Dinamika ini tercermin juga di hutan, kata Ms. Bustamante. Pembabatan hutan di Amazon telah ditekan, tetapi sekaligus naik di Cerrado, sabana luas yang mencakup sebagian besar Brasil tengah.
“Mempunyai keduanya merupakan bagian yang sangat penting dari DNA kebijakan Brasil,” kata Oliver Stuenkel, profesor di Sekolah Hubungan Internasional di Fundação Getulio Vargas di São Paulo. “Kita akan menjadi negara adidaya hijau, ya, tetapi kami tidak akan mengambil risiko yang tidak perlu. Itu berarti bersiap untuk dunia di mana minyak akan memainkan peran penting untuk waktu yang lama dan transisinya memakan waktu lebih lama dari yang diharapkan.”
Mr. Prates mengatakan bahwa ia berbicara dengan Mr. Lula setiap dua minggu dan mendorongnya untuk memahami bahwa transisi dari bahan bakar fosil harus dilakukan “dengan bijaksana lambat.”
“Itu berarti tidak lambat karena kami tidak ingin melakukan transisi, tetapi lambat karena kami perlu menyesuaikan diri dengan harapan pasar untuk minyak, gas, dan produk turunannya,” katanya. “Petrobras akan terus mengeksploitasi hingga tetes minyak terakhir, sama seperti Arab Saudi atau negara-negara Emirates akan melakukan hal yang sama.”
Petrobras memiliki keuntungan serius dalam jangka panjang, meskipun permintaan atas minyak mencapai puncak. Minyak dari situs lepas pantai Brasil di dekat Rio dan São Paulo biaya sekitar $35 per barel untuk diproduksi, jauh di bawah patokan internasional sebesar $90. Hal ini sebagian karena produksinya kurang intensif energi, yang membuatnya sedikit lebih bersih dan lebih diinginkan bagi beberapa pembeli yang peduli emisi.
Pemerintahan Mr. Lula juga menghadapi pemilih yang terpolarisasi yang umumnya, menurut survei terkini, tidak menganggap perubahan iklim sebagai isu pemungutan suara. “Setengah dari populasi tidak memiliki akses ke air limbah yang terolah,” kata Mr. Stuenkel. “Brasil memiliki serangkaian tuntutan publik yang berbeda dari negara-negara yang lebih kaya. Masih ada jalan yang panjang untuk meyakinkan pemilih Brasil bahwa perlu dilakukan reorganisasi menyakitkan masyarakat untuk menghindari perubahan iklim.”

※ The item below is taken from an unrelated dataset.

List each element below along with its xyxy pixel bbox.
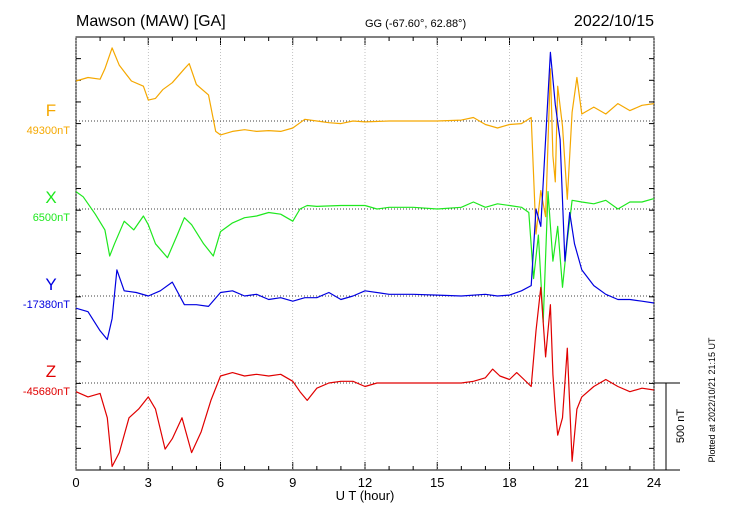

Namun demikian, Mr. Lula sangat peduli, kata Ms. Toni, penasihat iklimnya.
Dunia mengandalkan Brasil untuk memimpin dalam masalah ini, dan negara itu telah membuat janji-janji ambisius untuk mengurangi emisi gas rumah kacanya. Janji-janji itu, dia pastikan, lebih ambisius daripada Amerika Serikat atau banyak negara lain yang memiliki standar hidup yang lebih tinggi dari Brasil.
Menurutnya, itu adalah tanda baik bahwa Brasil berada di bawah tekanan untuk memikirkan kembali ekspansi minyaknya. Bagi dia, itu berarti mereka telah sangat berhasil dalam hal pengurangan deforestasi sehingga orang-orang menuntut standar yang lebih tinggi dari mereka.
Tetapi itu semua tidak berarti apa-apa jika pemain terbesar tidak mencerminkan ambisi tersebut. “Bahkan jika Brasil berhenti memproduksi minyak besok,” katanya. “Amerika Serikat, Rusia, dan lainnya tidak akan berhenti.”